Iterator¶
Intent¶
Traverse elements of a collection/structure without exposing its internal representation, and support multiple traversal strategies.
Use When¶
- You have a custom collection/tree/graph and want a stable traversal API.
- You need multiple traversals (DFS/BFS, filtered views) without bloating the collection interface.
- You want to decouple traversal logic from the collection.
Prefer Something Else When¶
- The language/runtime already provides idiomatic iteration; implement the idiom rather than a custom iterator type.
- You need to apply operations over a stable object structure (Visitor may fit better).
Minimal Structure¶
Iteratorinterface:hasNext()/next()(or language equivalents)Aggregate/collection providesiterator()methods for traversal variants- Concrete iterators capture traversal state
Implementation Steps¶
- Decide traversal semantics: snapshot vs live view under mutation.

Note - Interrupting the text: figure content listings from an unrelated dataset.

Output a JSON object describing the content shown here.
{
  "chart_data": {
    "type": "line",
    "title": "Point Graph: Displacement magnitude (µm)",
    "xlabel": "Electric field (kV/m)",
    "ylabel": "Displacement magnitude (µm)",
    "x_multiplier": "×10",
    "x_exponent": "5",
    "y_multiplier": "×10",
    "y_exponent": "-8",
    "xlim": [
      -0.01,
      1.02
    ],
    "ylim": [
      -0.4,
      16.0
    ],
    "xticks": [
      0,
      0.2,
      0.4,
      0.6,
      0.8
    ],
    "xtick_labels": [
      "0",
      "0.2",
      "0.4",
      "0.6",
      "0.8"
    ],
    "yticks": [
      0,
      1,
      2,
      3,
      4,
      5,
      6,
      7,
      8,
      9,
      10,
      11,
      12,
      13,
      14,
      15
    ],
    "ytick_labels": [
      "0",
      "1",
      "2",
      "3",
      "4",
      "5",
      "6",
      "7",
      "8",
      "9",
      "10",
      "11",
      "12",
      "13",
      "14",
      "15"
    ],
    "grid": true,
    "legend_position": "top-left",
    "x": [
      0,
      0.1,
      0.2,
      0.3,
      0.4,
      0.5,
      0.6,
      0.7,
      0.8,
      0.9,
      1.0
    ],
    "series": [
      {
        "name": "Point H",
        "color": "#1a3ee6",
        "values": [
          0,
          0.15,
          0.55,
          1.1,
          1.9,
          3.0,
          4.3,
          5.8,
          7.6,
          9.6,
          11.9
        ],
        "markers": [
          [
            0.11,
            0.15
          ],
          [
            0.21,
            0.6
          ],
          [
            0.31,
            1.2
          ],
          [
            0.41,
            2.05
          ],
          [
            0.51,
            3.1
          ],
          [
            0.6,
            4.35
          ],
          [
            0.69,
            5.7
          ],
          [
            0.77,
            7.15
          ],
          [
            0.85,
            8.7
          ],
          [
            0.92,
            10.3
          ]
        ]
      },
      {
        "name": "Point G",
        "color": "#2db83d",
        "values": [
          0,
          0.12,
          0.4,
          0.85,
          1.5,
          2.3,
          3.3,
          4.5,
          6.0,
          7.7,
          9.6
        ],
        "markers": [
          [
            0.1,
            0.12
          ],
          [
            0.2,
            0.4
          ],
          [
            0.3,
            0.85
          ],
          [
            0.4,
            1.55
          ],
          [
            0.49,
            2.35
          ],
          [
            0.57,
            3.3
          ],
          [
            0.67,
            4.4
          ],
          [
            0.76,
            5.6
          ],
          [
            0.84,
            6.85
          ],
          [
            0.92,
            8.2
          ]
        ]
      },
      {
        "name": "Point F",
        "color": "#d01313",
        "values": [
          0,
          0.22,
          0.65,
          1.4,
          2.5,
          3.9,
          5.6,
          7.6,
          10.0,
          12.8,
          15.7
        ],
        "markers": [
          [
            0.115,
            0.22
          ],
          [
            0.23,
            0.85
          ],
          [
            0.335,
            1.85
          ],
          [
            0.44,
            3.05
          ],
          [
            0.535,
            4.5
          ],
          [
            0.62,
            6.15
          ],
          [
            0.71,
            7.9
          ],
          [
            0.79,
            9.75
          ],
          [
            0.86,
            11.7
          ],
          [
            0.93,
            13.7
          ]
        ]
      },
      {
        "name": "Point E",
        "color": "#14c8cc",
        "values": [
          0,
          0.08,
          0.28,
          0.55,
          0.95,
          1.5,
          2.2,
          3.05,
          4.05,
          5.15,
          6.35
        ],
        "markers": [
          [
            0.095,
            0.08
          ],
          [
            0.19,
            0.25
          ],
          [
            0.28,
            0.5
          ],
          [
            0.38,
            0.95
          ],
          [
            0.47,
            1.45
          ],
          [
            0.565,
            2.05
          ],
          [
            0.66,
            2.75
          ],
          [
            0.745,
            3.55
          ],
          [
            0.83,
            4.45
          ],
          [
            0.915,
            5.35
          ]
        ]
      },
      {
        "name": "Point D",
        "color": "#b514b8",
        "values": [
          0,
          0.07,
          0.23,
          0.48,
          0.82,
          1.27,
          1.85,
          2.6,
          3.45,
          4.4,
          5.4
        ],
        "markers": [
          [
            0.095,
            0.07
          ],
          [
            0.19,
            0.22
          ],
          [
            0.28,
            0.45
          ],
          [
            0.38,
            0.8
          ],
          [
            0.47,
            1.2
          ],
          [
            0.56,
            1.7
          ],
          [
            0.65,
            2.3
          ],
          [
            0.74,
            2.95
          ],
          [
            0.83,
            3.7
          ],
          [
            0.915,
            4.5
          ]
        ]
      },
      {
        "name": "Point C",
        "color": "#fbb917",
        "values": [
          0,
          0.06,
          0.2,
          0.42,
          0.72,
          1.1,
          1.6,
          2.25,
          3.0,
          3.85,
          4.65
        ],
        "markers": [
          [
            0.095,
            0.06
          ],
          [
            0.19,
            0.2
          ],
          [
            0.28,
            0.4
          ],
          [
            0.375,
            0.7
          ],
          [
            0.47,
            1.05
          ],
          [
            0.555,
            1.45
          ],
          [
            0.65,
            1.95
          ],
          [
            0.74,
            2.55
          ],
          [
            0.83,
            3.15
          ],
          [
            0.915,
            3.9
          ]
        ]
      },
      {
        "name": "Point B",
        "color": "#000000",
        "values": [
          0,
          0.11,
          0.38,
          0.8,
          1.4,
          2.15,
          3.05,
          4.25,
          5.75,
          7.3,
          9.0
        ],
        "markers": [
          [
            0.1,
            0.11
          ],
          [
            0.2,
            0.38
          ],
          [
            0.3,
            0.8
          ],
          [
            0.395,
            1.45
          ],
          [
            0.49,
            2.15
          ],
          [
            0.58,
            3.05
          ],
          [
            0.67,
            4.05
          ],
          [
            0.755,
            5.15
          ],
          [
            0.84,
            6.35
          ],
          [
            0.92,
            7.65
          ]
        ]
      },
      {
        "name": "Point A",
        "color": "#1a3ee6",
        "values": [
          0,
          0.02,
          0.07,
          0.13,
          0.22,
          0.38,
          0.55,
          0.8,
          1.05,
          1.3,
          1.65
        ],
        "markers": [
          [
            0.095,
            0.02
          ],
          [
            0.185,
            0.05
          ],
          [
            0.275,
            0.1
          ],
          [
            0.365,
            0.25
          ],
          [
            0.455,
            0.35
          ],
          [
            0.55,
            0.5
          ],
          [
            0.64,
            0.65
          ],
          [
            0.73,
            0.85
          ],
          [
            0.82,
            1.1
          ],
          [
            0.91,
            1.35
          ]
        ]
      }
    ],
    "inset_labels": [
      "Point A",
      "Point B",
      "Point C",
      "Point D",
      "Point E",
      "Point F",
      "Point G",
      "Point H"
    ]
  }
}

- Implement iterator state (stack/queue/index) without exposing internals.
- Provide multiple iterators when needed (e.g.,
iterator(),reverseIterator()).
Pitfalls¶
- Concurrent modification: define what happens if the collection changes while iterating.
- Leaking representation: avoid exposing nodes or internal pointers unless required.
Testing Checklist¶
- Order tests for each traversal variant.
- Mutation semantics tests (fail-fast, snapshot, or defined behavior).
- Boundary tests: empty collection, single element, deep nesting.